On Friday morning before school, Jessica arrived with her father. When they reached the school yard, Jessica immediately jumped down and ran over to her with excitement.
“Pa wants to talk to you,” she announced breathlessly.
Lizzie did her best to look calm even though she was feeling nervous to speak with Austin, a man who was inadvertently affecting her heart. She walked across the school yard as calmly as she could.
“Jessica told me you wanted to speak to me.” She was proud of herself for how she kept her voice calm even though she was trembling inside.
Austin glanced at Lizzie and then at his daughter as she kicked a ball with some other children. “I have to go to Chris’s farm and help him with his harvest. I’ll be gone for about a week or so.”
“You must have finished yours, then.” She wondered what his going to his brother’s farm had to do with her.
“Jess can’t go with me.”
“That’s probably not a good idea. She would miss too much school,” Lizzie agreed. She watched as Austin looked at his daughter again.

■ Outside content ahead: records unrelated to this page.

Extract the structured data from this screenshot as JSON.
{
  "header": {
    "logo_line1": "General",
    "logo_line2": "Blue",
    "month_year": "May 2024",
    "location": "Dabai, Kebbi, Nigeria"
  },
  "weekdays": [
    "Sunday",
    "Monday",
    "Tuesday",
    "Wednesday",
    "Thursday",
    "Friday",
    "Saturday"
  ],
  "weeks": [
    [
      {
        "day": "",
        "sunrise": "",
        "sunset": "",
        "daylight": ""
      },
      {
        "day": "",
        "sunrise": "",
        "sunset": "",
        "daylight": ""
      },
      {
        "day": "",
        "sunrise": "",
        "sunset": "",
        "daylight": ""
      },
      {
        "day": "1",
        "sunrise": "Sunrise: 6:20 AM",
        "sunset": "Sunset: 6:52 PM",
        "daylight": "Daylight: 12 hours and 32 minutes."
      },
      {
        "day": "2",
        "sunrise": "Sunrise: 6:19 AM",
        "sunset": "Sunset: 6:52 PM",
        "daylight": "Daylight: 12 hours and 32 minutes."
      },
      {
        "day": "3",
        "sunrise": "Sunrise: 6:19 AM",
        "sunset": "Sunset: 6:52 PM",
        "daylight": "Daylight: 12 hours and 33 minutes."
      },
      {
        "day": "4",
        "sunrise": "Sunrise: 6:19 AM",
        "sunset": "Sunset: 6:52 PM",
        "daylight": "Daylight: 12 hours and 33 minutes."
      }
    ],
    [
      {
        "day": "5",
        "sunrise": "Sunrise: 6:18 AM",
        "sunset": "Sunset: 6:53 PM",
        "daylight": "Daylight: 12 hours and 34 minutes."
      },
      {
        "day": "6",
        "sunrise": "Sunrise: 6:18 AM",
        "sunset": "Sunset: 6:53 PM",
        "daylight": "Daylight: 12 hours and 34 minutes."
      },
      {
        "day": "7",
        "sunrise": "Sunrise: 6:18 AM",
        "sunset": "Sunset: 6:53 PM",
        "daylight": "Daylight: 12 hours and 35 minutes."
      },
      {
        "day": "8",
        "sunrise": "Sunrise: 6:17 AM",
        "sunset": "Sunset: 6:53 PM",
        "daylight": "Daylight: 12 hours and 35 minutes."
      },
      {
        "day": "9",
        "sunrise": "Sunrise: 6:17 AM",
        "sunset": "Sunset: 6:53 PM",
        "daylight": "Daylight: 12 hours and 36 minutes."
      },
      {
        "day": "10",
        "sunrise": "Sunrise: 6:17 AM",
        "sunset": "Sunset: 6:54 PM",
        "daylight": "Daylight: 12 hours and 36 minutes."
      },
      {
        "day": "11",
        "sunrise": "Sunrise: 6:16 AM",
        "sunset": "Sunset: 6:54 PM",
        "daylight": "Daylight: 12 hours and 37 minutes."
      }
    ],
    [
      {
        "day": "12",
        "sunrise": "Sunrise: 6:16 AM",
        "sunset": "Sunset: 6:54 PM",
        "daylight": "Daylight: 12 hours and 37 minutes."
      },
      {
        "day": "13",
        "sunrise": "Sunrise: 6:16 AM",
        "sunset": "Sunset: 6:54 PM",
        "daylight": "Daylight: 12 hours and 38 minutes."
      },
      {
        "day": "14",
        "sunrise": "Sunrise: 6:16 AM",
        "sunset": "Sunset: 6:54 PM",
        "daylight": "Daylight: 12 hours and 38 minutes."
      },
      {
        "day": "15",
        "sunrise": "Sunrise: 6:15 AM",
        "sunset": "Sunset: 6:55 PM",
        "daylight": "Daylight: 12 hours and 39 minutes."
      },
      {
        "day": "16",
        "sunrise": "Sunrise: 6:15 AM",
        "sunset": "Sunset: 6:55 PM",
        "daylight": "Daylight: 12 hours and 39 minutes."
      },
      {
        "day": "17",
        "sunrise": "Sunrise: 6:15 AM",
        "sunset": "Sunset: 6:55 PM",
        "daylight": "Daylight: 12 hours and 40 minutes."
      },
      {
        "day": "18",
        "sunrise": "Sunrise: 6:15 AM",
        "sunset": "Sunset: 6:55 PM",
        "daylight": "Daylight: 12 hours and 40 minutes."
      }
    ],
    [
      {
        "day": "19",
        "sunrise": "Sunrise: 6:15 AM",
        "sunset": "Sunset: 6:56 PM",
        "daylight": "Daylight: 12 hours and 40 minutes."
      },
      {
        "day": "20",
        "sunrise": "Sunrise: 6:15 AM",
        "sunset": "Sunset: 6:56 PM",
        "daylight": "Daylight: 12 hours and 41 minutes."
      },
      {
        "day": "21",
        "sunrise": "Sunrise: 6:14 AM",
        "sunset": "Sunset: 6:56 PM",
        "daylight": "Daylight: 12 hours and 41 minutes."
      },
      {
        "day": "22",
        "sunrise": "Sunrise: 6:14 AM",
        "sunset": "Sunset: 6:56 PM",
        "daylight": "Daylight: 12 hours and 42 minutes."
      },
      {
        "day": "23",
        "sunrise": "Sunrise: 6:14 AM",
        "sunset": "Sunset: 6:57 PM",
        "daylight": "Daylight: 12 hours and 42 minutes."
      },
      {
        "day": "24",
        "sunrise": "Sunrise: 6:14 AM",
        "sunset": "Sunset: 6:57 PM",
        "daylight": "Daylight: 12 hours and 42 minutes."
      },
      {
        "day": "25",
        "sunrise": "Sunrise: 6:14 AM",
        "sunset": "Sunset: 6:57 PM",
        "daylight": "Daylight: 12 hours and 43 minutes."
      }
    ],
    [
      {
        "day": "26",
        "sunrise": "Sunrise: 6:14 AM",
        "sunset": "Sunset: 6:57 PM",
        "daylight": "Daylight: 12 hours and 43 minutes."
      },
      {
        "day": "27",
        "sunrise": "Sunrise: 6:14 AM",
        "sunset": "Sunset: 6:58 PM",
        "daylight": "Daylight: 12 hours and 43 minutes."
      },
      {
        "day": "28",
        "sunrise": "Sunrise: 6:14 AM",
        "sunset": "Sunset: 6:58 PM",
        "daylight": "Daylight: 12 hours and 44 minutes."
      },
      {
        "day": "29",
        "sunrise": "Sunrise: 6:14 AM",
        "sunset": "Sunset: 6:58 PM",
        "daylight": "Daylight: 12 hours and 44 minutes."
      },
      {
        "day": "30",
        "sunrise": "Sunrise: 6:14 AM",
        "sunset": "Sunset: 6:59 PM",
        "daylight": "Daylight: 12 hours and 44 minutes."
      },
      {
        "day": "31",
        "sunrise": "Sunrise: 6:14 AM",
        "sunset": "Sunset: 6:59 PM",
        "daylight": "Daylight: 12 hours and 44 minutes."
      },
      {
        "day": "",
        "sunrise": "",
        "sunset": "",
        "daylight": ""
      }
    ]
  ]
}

“I was wondering if you would be willing to stay with her, until I return,” he said as quickly as he could. During this entire conversation, Austin hadn’t looked directly at her until now. Lizzie tried to not feel too excited. Did he really want her to stay with Jessica while he was gone? This must be an answer to her prayers for Jessica, that Lizzie could make a difference in the child’s life.
“Like I said, I would only be gone for about a week, maybe part of the next.”
“I’ll stay with her, but on one condition.”